Definition. Given $X \subseteq {\mathcal P}(\Omega)$, we call current a collection of local observables $(\varphi_{\alpha \to \beta})$ where $\varphi_{\alpha \to \beta}\in {\mathbb R}^{E_\beta}$ is an observable on $\beta$ for all $\alpha \supset \beta$ in $X$, and denote by:
$$ A_1(X) = \bigoplus_{\alpha \supset \beta} A_{\alpha\to\beta} \quad \mathrm{with} \quad A_{\alpha\to \beta} = {\mathbb R}^{E_\beta} $$or simply by $A_1$ when unambiguous, the space of currents over $X$.
Currents are to potentials what vector fields are to scalar fields, a discrete analogy with differential geometry that is naturally expressed with the language of homology.

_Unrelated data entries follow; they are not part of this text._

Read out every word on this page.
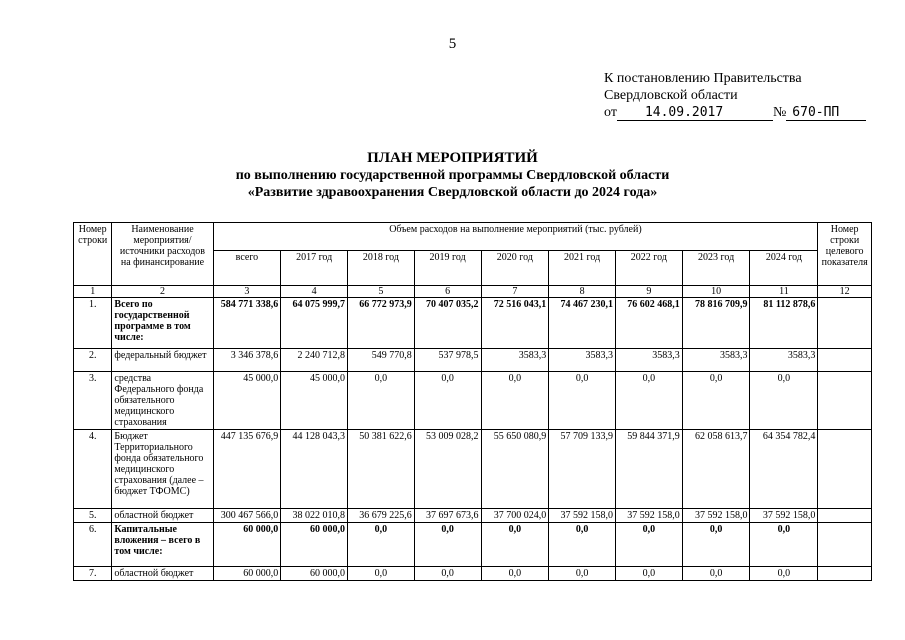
5
К постановлению Правительства
Свердловской области
от 14.09.2017	№ 670-ПП
ПЛАН МЕРОПРИЯТИЙ
по выполнению государственной программы Свердловской области
«Развитие здравоохранения Свердловской области до 2024 года»
Номер строки	Наименование мероприятия/ источники расходов на финансирование	Объем расходов на выполнение мероприятий (тыс. рублей)									Номер строки целевого показателя
		всего	2017 год	2018 год	2019 год	2020 год	2021 год	2022 год	2023 год	2024 год	
1	2	3	4	5	6	7	8	9	10	11	12
1.	Всего по государственной программе в том числе:	584 771 338,6	64 075 999,7	66 772 973,9	70 407 035,2	72 516 043,1	74 467 230,1	76 602 468,1	78 816 709,9	81 112 878,6	
2.	федеральный бюджет	3 346 378,6	2 240 712,8	549 770,8	537 978,5	3583,3	3583,3	3583,3	3583,3	3583,3	
3.	средства Федерального фонда обязательного медицинского страхования	45 000,0	45 000,0	0,0	0,0	0,0	0,0	0,0	0,0	0,0	
4.	Бюджет Территориального фонда обязательного медицинского страхования (далее – бюджет ТФОМС)	447 135 676,9	44 128 043,3	50 381 622,6	53 009 028,2	55 650 080,9	57 709 133,9	59 844 371,9	62 058 613,7	64 354 782,4	
5.	областной бюджет	300 467 566,0	38 022 010,8	36 679 225,6	37 697 673,6	37 700 024,0	37 592 158,0	37 592 158,0	37 592 158,0	37 592 158,0	
6.	Капитальные вложения – всего в том числе:	60 000,0	60 000,0	0,0	0,0	0,0	0,0	0,0	0,0	0,0	
7.	областной бюджет	60 000,0	60 000,0	0,0	0,0	0,0	0,0	0,0	0,0	0,0	
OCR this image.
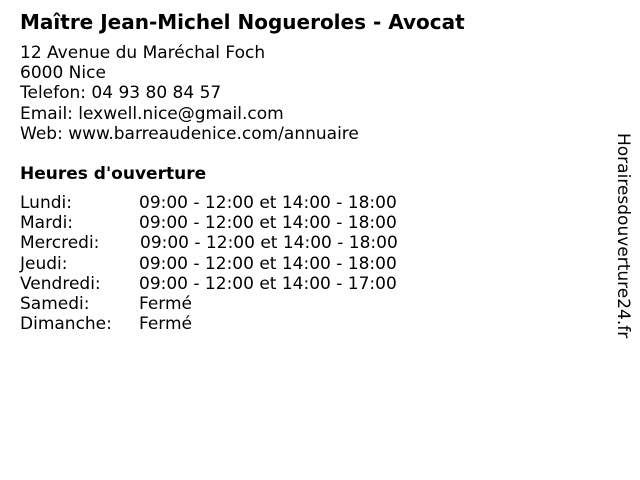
Maître Jean-Michel Nogueroles - Avocat
12 Avenue du Maréchal Foch
6000 Nice
Telefon: 04 93 80 84 57
Email: lexwell.nice@gmail.com
Web: www.barreaudenice.com/annuaire
Heures d'ouverture
Lundi:	09:00 - 12:00 et 14:00 - 18:00
Mardi:	09:00 - 12:00 et 14:00 - 18:00
Mercredi:	09:00 - 12:00 et 14:00 - 18:00
Jeudi:	09:00 - 12:00 et 14:00 - 18:00
Vendredi:	09:00 - 12:00 et 14:00 - 17:00
Samedi:	Fermé
Dimanche:	Fermé	Horairesdouverture24.fr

We show that $[A_0]$ is naturally isomorphic to the first homology $A_0 / \delta A_1$ of a chain complex of observable fields $(A_\bullet, \delta)$ that naturally extends $A_0$, i.e:
- a graded vector space $A_\bullet = A_0 \oplus A_1 \oplus \dots \oplus A_n$,
- a boundary operator $\delta : A_{p + 1} \to A_p$ satisfying $\delta \circ \delta = 0$,
This means that $\delta A_1$ is precisely the kernel of the total energy map $\int_X : A_0 \longrightarrow A_\Omega$ defined by equation $(\ref{H_Omega})$, its image being hence isomorphic to:
\[[A_0] \simeq A_0 / \delta A_1\]Definition. We call divergence the linear map $\delta : A_1 \to A_0$ defined for every $\varphi \in A_1$ by:
$$ (\delta \varphi)_\beta (x_\beta) = \sum_{\alpha' \supset \beta} \varphi_{\alpha' \to \beta}(x_\beta) - \sum_{\beta \supset \gamma'} \varphi_{\beta \to \gamma'}(x_{\gamma'}) $$Two potentials $u$ and $h$ are called homologous if and only if they only differ by a divergence. Denoting by $[h] = h + \delta A_1$ the homology class of $h \in A_0$:
\[[ h ] = [ u ] \quad \Leftrightarrow \quad \exists \varphi \in A_1 \quad u = h + \delta \varphi\]The fundamental theorem (2.13) shows that $[h] = [u]$ if and only if $\int_X h = \int_X u$, i.e. $[A_0] = A_0 / \delta A_1$ and global hamiltonians are homology classes of local potentials.